The then chairman of the BBC Micheal Grade had recently called for an end to automatic cynicism. He said the corporation should avoid "slipping into the knee-jerk cynicism that dismisses every statement from every politician as, by definition, a lie. Scepticism is a necessary and vital part of the journalist's toolkit. But when scepticism becomes cynicism it can close off thought and block the search for truth."Grade’s point is crucial, when the media immediately assume they are being deceived and manipulated they help nobody. Likewise when the press are deceived and manipulated by policians they become immediately suspicious in the future.

In his memoirs, Louis Heren, a former deputy editor of the Times, wrote that he always asked himself, “Why is this lying bastard lying to me?” Immediately assuming every political operative is about to lie to you is not conducive to a productive interview but nor is swallowing the party line. A healthy scepticism is the ideal that is slipping away.

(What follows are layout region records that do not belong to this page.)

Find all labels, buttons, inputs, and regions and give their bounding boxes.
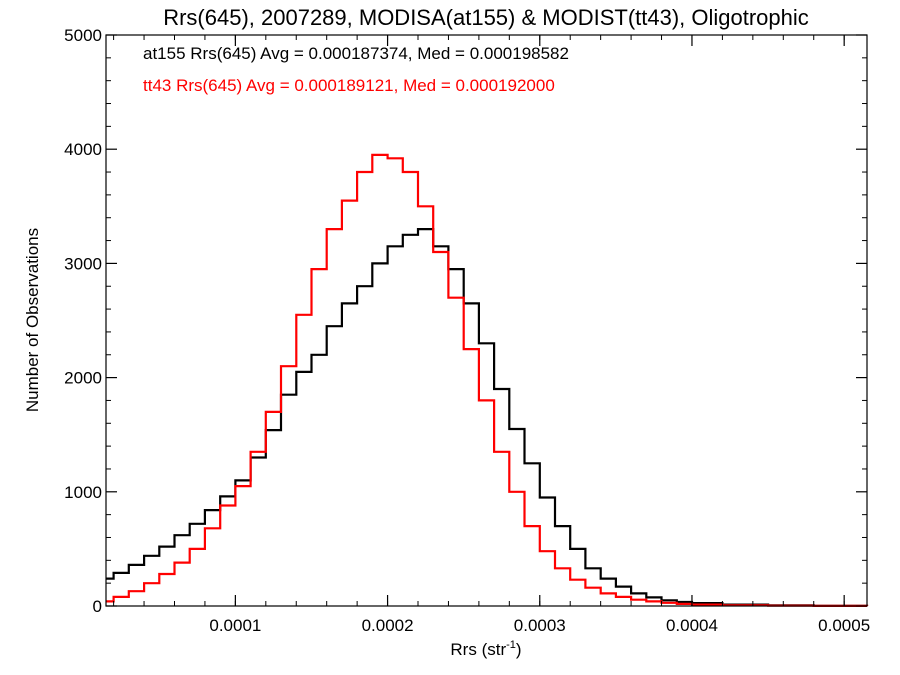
- y-tick-label: 2000: [64, 369, 102, 388]
- x-tick-label: 0.0001: [209, 616, 261, 635]
- y-tick-label: 3000: [64, 254, 102, 273]
- series-line-tt43: [106, 153, 869, 607]
- legend-entry-tt43: tt43 Rrs(645) Avg = 0.000189121, Med = 0…: [143, 76, 555, 95]
- y-tick-label: 0: [93, 597, 102, 616]
- x-tick-label: 0.0002: [362, 616, 414, 635]
- series-line-at155: [106, 228, 869, 607]
- y-tick-label: 1000: [64, 483, 102, 502]
- y-tick-label: 5000: [64, 26, 102, 45]
- legend-entry-at155: at155 Rrs(645) Avg = 0.000187374, Med = …: [143, 44, 569, 63]
- axis-layer: 0.0001 0.0002 0.0003 0.0004 0.0005 0 1000 2000 3…: [64, 26, 870, 635]
- y-axis-label: Number of Observations: [23, 228, 42, 412]
- y-tick-label: 4000: [64, 140, 102, 159]
- series-layer: [106, 153, 869, 607]
- x-axis-label: Rrs (str-1): [450, 639, 521, 659]
- chart-title: Rrs(645), 2007289, MODISA(at155) & MODIS…: [163, 5, 809, 30]
- x-tick-label: 0.0003: [514, 616, 566, 635]
- legend: at155 Rrs(645) Avg = 0.000187374, Med = …: [143, 44, 569, 95]
- plot-frame: [105, 34, 868, 607]
- x-tick-label: 0.0005: [818, 616, 870, 635]
- x-tick-label: 0.0004: [666, 616, 718, 635]
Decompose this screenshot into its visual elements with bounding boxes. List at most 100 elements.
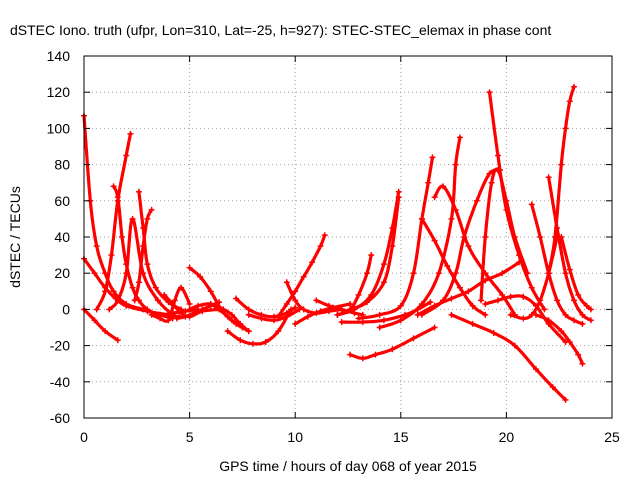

In a feature about the balance between cynicism and scepticism published in the Times in December 2006 David Aaronovitch said that the public’s eagerness to believe the worst about politics and politicians means we now shy away from the truth. He said: “Yesterday I was listening to a radio discussion on political parties, featuring a Daily Mail sketch writer. He gave it out as fact that Commons whipping and party discipline was more severe than ever before. But as Philip Cowley, of Nottingham University, has proved, there have been more rebellions by MPs over the past half decade than at any time in parliamentary history. The truth is the exact reverse of the conventional wisdom. As any true sceptic should know.”

Our level of cynicism about today’s politicians means we will accept the worst about them even when the facts contradict it. Aaronovitch continued by saying that if he could he would give a press award to Martin Kettle of The Guardian: “There, he regularly has the nerve to suggest that this Government and this political system, while flawed, are fairly decent. You should see what he gets by way of response on his paper’s comment website! He’s a sycophant, he should be sacked, he wants a peerage, he’s being paid off by shadowy forces. The commenters are united in their intolerant certainty that they are the sceptics and that Kettle (who could — as some do — easily mount the bully pulpit and throw red meat to them) is the voice of smothering orthodoxy.”He argued that it is the dogmatic nature of cynicism that is most dangerous, a factor that does not apply to scepticism, which by its own nature cannot blindly pursue one ‘truth’.

However, while the treatment of politicians by the press has certainly damaged the political discourse, it would be unfair and naive to say the treatment is unwarranted. The obvious example of Alastair Campbell’s aggressive attempt to control the news agenda and punish the journalists who gave unfavourable coverage set a hostile precedent that remains today. While a tension is beneficial, an active hostility is not.

Lloyd’s call for a renewal of ‘civic journalism’ maybe seen as idealistic but it is not an ideal. As he said in an article on opendemocracy.net in 2005, the media is “among the greatest powers of contemporary democratic societies” and that must be preserved. The media should be powerful or its purpose becomes defunct. The notion that “the media are now no longer functioning as an inquiring check on the excesses of the political class, instead they have become an alternative establishment, one supremely dedicated to a theatrical distrust of individual politicians and a furious and calculated indifference to the real-life intricacies of world policy-making” is overdramatic and scare-mongering.

Civic journalism is not the answer because it would create more ill-informed hysteria, as Aaronovitch demonstrates with his anecdote about Martin Kettle. Instead the media that already exists should assess how their attitude to politics is damaging discourse in this country and politicians should consider carefully if their equally hostile attitude to the press is just as much to blame.